Pacific Northwest cities, including San Francisco; Eugene, Ore., are seeing their driest year on record through July.
Eugene, the standout among those cities, has received only 9.7 inches so far this year — 15.7 inches below normal.
Thirteen cities in NOAA’s analysis are having their wettest years on record, mostly in the South and Upper Midwest. Asheville, N.C., tops that list, with its year-to-date rainfall 24.6 inches above normal.
That’s not the point. The point is that it’s an entirely unremarkable year and that this is the one thing that is left out of the reporting. It’s part of the ‘drunken weather’ meme that’s evolving in the media.

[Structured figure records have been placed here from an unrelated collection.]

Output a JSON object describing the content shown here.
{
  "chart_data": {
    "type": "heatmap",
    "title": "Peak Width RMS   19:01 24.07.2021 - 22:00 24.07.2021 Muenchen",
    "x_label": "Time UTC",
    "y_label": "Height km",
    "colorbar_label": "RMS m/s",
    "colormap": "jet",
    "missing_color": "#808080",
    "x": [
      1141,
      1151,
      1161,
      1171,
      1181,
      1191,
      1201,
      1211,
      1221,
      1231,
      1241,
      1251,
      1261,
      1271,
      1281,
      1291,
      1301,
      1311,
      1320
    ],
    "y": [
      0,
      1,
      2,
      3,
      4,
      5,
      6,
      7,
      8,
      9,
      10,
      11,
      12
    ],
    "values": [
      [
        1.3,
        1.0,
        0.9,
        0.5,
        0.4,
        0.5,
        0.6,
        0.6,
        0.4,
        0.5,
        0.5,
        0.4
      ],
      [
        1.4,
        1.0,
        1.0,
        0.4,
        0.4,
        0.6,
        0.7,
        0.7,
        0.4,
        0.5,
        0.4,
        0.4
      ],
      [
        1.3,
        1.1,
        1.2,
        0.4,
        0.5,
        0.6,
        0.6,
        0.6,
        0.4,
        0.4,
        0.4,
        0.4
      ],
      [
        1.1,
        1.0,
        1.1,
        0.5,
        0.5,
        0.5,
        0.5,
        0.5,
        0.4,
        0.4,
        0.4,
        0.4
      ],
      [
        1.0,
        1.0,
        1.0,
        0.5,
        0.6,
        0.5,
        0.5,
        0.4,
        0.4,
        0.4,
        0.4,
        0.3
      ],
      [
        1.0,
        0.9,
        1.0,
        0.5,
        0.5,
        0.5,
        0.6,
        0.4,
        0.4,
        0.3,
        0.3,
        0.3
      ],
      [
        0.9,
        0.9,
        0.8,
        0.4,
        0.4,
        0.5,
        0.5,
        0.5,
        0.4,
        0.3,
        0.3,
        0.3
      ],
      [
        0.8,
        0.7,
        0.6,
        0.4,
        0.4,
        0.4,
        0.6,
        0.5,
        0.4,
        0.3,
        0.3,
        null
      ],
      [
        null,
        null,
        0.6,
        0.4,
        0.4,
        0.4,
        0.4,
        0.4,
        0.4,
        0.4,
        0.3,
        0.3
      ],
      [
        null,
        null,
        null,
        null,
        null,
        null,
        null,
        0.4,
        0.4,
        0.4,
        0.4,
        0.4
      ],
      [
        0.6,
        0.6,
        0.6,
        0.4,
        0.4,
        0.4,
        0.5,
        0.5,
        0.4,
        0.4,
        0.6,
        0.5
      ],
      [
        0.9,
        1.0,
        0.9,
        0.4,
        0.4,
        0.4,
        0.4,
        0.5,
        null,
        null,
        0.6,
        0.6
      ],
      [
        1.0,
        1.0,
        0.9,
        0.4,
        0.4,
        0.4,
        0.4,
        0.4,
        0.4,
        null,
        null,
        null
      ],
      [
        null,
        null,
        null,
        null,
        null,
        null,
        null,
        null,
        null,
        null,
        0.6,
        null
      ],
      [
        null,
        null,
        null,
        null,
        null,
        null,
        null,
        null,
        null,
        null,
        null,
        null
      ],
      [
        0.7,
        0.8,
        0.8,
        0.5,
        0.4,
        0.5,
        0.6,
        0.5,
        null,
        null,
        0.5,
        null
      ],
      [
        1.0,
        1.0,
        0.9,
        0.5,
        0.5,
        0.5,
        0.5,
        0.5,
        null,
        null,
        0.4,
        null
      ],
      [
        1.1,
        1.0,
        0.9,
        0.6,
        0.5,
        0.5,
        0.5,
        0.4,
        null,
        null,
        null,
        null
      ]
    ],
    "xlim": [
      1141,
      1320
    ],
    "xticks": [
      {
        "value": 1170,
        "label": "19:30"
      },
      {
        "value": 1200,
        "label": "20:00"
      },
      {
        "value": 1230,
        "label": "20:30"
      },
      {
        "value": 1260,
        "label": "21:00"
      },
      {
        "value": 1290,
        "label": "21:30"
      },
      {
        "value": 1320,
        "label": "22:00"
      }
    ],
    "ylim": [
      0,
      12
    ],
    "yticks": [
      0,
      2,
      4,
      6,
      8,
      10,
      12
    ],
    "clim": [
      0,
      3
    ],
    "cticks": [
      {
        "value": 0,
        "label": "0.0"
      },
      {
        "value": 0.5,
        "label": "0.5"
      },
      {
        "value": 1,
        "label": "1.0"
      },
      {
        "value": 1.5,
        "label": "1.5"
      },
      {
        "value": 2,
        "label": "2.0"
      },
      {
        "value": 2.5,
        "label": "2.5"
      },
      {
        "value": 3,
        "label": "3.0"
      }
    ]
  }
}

I’m surprised at you, Steve. I can understand you sleeping through the class where they discussed the distribution of extreme values, but every single time it was brought? That’s pretty extreme.
Team Cold is expected to win one every now and again, but just as one swallow does not a summer make this one anomalous value does not disprove the general trend. Just like that asthma correlation that you so laughably imply overturns all the accumulated medical knowledge about the disease, your proposed evidence does not support the weight of proof that you try to load upon it. The whole thing collapses into a smoking heap of failure.